Выражение ужаса исказило черты желтого бесстрастного лица лоцмана и мелькнуло в его глазах, когда он увидал, что заряжают орудие.

Но китаец овладел собой и, казалось, что-то обдумывал.

— Надо держать у левого берега… Право на борт! — вдруг проговорил он, обращаясь к вахтенному офицеру. — Здесь мелко… Нельзя идти! — пояснил лоцман.

— Право на борт! — скомандовал лейтенант Кичинский.

— Это зачем? — крикнул капитан.

— Лоцман сказал.

— Эта каналья врет. Он — тайпинг и хочет нас одурачить. Держать ближе к правому берегу.

— Есть!

И рулевые снова переложили руль.

Тогда лоцман подошел к капитану и сказал:

— Я ошибся, капитан… Я виноват, капитан…

— Что такое?

— Тайпинги не эти. Вон где тайпинги, капитан! — говорил он, указывая вздрагивающей рукой на войско манжуров-империалистов.

— Врешь ты…

— О нет, капитан.
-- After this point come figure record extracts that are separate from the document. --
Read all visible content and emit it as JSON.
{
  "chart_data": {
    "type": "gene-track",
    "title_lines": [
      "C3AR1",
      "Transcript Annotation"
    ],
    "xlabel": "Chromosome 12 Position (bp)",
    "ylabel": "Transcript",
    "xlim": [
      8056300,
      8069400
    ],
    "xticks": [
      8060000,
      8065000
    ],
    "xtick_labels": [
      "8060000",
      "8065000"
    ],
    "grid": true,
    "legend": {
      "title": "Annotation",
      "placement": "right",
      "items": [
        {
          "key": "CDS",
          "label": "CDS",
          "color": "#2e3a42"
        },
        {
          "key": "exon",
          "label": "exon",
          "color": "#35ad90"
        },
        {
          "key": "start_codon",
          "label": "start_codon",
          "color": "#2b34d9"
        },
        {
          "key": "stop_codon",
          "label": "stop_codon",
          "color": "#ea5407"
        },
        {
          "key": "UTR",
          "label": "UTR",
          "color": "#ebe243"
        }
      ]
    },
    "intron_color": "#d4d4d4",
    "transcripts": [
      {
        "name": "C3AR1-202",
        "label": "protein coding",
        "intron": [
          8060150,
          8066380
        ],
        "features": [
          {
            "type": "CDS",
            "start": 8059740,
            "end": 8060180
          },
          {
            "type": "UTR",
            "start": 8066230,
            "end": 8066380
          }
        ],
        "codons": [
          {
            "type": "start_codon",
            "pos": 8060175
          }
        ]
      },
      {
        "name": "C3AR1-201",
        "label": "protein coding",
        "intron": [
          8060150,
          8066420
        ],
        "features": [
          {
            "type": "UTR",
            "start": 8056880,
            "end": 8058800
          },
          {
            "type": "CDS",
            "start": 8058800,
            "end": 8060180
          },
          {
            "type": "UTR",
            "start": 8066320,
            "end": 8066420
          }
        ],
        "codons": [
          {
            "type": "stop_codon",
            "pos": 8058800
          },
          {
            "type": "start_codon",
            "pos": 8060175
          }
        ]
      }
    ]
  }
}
Я тогда не разглядел, а теперь хорошо вижу.

Капитан насмешливо улыбнулся.

— Капитан…

— Убирайся прочь…

Лоцман отошел и замер в неподвижной позе у компаса.

Орудие, стоявшее впереди мостика, у грот-мачты, было заряжено, и артиллерист, приблизившись к капитану, доложил:

— Готово! Куда прикажете палить?

И странное дело! Этот вопрос поставил, по-видимому, капитана в некоторое затруднение, и он несколько секунд не отвечал.

Хмель, если он и был в его голове, выскочил в эту минуту, и намерение послать бомбу в тайпингов вдруг представилось ему невозможной, нелепой жестокостью.

Но отменить приказание, велеть разрядить орудие казалось ему несовместимым с его, капитанским, престижем.

Почти все офицеры и матросы были наверху. Недоумевающие, молчаливые и, казалось, втайне осуждающие то, что готово было свершиться, смотрели они то на мостик, где стояло начальство, то на берег, откуда доносились ружейные выстрелы.

Вот перед этими-то всеми людьми капитан, ревниво оберегающий свое достоинство, и не хотел показаться смешным, отменивши свое приказание и словно бы показавши перед всеми, что он испугался протеста мичмана Вергежина.

И, бросив взгляд на палубу, он заметил, что Вергежина и доктора нет наверху. И он понял, почему их нет, понял их негодование, и сам испытывал в эту минуту тяжелое чувство человека, попавшего в невозможное положение.

Но, разумеется, ничто не выдавало мучительности его душевного состояния. Казалось, он был совершенно спокоен и знал, что надо делать.

И, взглядывая на берег и измеряя своим привычным “морским глазом” расстояние, он, наконец, тихо сказал артиллеристу:

— Поставьте на самый дальний прицел и наведите орудие в промежуток между двумя толпами китайцев: посмотрим, как далеко упадет снаряд.

Выход был найден.

И повеселевший капитан, усмехнувшись, прибавил:

— Бомба должна упасть далеко за этими канальями. Так смотрите: на самый дальний прицел!

— Есть! — отвечал пожилой артиллерист из “бурбонов” и, казалось, был несколько разочарован.

Спустившись с мостика, он отдал приказание комендору.

Минуты через две-три орудие было наведено. Артиллерист сам несколько раз проверил наводку и, обливаясь потом, красный как рак и несколько торжествующий, что служит предметом общего внимания, смотрел, выпучив глаза, на мостик, ожидая приказания стрелять.

На палубе наступила тишина, та угнетающая тишина, которая невольно бывает при виде чего-то непонятного, возмущающего людскую совесть…

Почти все матросские лица были напряженно-серьезны. У всех, казалось, была одна и та же мысль. И она искала выхода в вопросе, которым тихо обменивались матросы:

— Неужто в людей будем палить?

И веселые лица начальников, стоявших на мостике, вызывали осуждение.

— Гляди, как Атойка замер! — заметил кто-то из матросов.

— А ты думал как?.. В его будут палить. Ему и жалко.

А лоцман китаец действительно словно бы замер.

Его желто-бледное с обтянутыми щеками лицо стало еще желтей и в своей неподвижности, с закрытыми глазами, казалось безжизненным.

О чем думал, как проклинал в эти минуты китаец “варваров”, которые готовы были шутя совершить ужасное дело?

Он открыл глаза. Взгляд их сверкнул выражением ненависти и презрения.